After years of preparations for the launch, and three delays due to weather conditions, the launch went ahead in near-freezing temperatures, despite the fact that engineers at solid-rocket-booster-maker Morton Thiokol had grave reservations about the ability of the o-rings to hold up in cold weather and high-pressure situations.
So where did the planning and precautions fall short? Shortly after the disaster, then-President Ronald Reagan appointed a commission to investigate the causes behind the disaster and how they could be prevented in the future. The commission, led by former Secretary of State William Rogers and notably including Nobel Laureate physicist and notorious agitator Richard Feynman, came to these conclusions:
1. There was not an adequate process in place to bring attention to safety concerns and make sure they were addressed.
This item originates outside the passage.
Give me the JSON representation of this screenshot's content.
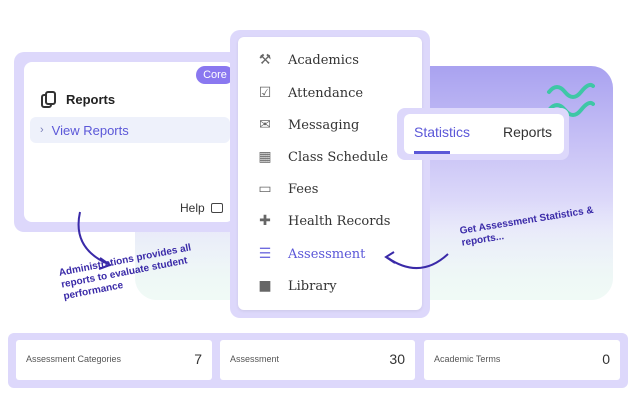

2. Certain constraints on launch were waived without being considered at all levels of NASA.
3. Management at NASA's Marshall Space Flight Center tended to try to solve potentially serious problems internally rather than communicate them to the rest of NASA.
4. Morton Thiokol management eventually laid aside the concerns of its engineers to try to please its large client.
At the heart of the Challenger disaster was an unhealthy insistence on avoiding conflict.
Engineers at Morton Thiokol had raised concerns about the o-rings for years up until the day before the launch when the threat of cold weather caused even more consternation, but a poorly organized system for raising these concerns, a reluctance to upset such a big client with more delays, and pressure from the client kept discussion of the problem far from the people at NASA who would make the crucial decision to launch.
As commission member Richard Feynman said when presenting his personal findings on the Challenger disaster, NASA managers "exaggerated the reliability of the space shuttle to the point of fantasy."
Effective teams need to be comfortable with the idea of conflict and assured enough to be able to bring bad and inconvenient news to upper management, other teams and even a demanding client. The expertise of team members should be given more weight than stubborn insistence on sticking to timelines or client demands.
The most important innovations come about through clear and deliberate contingency planning, an environment that allows for open airing of concerns to all interested parties, and a faith that either good or bad news will be met with trust and confidence. Especially when the stakes are extremely high, a significant breakdown in any of these areas can be disastrous.